Now strip a piece very thin piece of wire so that you have about 6 inches of bare wire in you hands. Wrap it tightly around the top of the 3/4 inch coupler, and then lightly solder the wire using a propane torch. Use a file to make the soldered wire smooth and round. This now gives something for your hose clamp to grip when you tighten it.

Note: without this you may find yourself having to land in a farmers field like I did when the hose blew off!

Repeat this procedure for all of the ends. There you now have a "T" and a reducer to connect into the cooling system. Hooked up this way the heater will only heat up to the engine temperature, and you will find that once you turn the heater on the engine will run cooler.

To maintain a constant 160 degrees on the 582 and 200 degrees on the 912 - which is where the engines should be running you now have to find a way to change the airflow into your radiator. We do this on the L'il Buzzard by having a little hand crank in the cockpit, which is attached to the radiator. As the temperature drops we raise the rad up, out of the airflow, until the desired temperature is reached.

While this is MY preferred way of maintaining a constant temperature - other customers have installed a shut off valve in the main line just after it comes out of the cylinder head. They connect this via a rod to the inside of the dash where the rod is pushed back and forth, either restricting or opening the flow out of the cylinder head. Now install the "T"'s into the main lines. Connect the smaller heater hoses into your heater. Clamp all lines securely.

Hook up the electrics to you heater, making sure you have a good ground. On planes made of composites, or in others where a ground is not readily available you may have to run a line back to the battery. If you are using the heater that I mentioned above it has two speeds - you will need a two speed switch. Or you can hook up only the fast side .

With all your hoses connected refill your rad with a mixture of 50% DISTILLED WATER and 50% anti-freeze. (For the 912 it is necessary to adjust the mixture to 80/90 % antifreeze depending on the aircraft engine installation) Start the engine up and let it run for a few minutes. Check your anti-freeze level you will generally have to add more to allow for the extra fluid filling the lines and heater.
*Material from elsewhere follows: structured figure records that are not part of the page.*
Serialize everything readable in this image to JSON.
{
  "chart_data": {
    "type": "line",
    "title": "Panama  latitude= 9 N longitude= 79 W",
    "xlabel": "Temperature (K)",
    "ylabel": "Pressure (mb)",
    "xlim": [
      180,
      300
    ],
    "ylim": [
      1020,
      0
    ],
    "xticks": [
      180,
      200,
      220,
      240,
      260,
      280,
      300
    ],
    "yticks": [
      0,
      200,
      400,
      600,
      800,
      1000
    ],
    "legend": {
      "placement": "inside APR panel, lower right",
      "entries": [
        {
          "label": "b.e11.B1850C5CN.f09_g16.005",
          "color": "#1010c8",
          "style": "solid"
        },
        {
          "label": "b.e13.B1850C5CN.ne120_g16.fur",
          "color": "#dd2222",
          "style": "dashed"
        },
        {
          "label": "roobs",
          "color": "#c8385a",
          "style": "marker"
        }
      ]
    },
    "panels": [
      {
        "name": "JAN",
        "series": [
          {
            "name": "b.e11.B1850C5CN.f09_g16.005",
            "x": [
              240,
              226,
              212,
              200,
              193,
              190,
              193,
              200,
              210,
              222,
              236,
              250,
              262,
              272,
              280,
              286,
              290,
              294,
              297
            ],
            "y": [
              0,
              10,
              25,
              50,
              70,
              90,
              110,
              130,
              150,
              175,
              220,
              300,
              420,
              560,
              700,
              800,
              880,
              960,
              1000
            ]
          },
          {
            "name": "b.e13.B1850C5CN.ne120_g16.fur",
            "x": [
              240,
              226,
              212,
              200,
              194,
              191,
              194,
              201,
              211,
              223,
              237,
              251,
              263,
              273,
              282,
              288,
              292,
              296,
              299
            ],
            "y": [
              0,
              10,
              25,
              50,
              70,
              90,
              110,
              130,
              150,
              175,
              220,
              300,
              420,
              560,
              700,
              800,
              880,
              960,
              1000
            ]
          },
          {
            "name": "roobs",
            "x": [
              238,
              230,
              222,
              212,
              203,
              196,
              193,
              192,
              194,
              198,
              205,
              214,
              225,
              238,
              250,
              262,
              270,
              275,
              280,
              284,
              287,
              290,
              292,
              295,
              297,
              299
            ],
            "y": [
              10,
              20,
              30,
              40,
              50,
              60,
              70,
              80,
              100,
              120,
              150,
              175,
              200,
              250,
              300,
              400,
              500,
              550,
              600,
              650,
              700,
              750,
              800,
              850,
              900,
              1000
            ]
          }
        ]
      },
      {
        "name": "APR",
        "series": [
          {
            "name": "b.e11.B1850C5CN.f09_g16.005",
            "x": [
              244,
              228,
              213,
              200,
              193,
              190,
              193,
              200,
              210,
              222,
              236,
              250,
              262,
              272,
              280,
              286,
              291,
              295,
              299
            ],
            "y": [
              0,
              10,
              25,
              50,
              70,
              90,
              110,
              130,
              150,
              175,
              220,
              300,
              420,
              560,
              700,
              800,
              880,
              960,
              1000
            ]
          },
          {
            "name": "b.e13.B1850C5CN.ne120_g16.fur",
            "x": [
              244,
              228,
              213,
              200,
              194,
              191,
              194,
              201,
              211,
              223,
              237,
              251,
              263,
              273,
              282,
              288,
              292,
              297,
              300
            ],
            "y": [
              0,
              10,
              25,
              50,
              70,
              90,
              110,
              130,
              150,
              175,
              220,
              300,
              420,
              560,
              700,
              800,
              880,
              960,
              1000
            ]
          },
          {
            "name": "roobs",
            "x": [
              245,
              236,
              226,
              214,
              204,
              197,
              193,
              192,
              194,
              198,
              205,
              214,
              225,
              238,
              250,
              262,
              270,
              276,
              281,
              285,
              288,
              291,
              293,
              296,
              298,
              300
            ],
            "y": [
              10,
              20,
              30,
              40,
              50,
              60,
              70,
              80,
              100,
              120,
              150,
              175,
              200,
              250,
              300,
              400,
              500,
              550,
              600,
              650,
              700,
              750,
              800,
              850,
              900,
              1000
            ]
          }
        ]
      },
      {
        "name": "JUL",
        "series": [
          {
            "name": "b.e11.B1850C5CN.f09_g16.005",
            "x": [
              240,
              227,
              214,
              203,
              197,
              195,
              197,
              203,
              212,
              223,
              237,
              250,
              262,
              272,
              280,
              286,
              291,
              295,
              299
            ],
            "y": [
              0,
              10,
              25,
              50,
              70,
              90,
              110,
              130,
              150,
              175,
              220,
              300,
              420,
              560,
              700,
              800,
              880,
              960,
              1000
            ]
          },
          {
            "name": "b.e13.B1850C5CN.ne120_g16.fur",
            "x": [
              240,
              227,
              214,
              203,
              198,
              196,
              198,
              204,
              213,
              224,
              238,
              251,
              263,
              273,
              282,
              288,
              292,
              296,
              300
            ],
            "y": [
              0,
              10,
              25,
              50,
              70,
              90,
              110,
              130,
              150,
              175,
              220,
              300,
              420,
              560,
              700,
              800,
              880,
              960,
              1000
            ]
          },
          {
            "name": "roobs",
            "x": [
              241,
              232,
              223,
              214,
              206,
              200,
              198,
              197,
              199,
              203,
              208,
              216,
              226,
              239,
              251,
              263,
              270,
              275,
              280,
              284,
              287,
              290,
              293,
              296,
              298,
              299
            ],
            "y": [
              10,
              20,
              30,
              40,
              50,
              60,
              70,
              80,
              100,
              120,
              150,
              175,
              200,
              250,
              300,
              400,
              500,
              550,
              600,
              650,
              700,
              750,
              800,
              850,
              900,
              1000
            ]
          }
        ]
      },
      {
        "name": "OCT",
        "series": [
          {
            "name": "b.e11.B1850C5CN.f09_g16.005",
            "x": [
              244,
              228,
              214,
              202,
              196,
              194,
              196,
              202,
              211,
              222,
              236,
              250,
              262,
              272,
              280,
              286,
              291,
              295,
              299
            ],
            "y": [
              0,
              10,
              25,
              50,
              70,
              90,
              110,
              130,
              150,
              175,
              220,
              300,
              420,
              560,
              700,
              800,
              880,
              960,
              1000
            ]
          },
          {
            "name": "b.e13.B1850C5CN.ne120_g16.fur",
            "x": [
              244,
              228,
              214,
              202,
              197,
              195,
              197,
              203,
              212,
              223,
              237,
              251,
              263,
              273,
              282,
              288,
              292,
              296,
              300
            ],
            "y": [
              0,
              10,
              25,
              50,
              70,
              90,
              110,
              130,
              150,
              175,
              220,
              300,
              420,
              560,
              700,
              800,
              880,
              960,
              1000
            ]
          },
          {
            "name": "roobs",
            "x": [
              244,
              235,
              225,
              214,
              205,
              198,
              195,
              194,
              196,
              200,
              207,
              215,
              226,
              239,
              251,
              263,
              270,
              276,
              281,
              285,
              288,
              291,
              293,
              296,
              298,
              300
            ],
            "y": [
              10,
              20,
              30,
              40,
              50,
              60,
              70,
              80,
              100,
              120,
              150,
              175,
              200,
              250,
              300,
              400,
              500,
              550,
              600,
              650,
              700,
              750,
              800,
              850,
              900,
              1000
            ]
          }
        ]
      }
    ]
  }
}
To fly with a heater safely there are two things that have to be used:

  1. On the two stroke Rotax 582 and Rotax 618 engines you MUST use a thermostat to help maintain engine temperature
  2. You MUST have some way of adjusting the temperature to compensate for the added heater cooling effect and colder temperatures outside.
    This is in ADDITION to the thermostat.
  3. YOU MUST have a water temperature gauge to monitor your engine operating temperature!!!!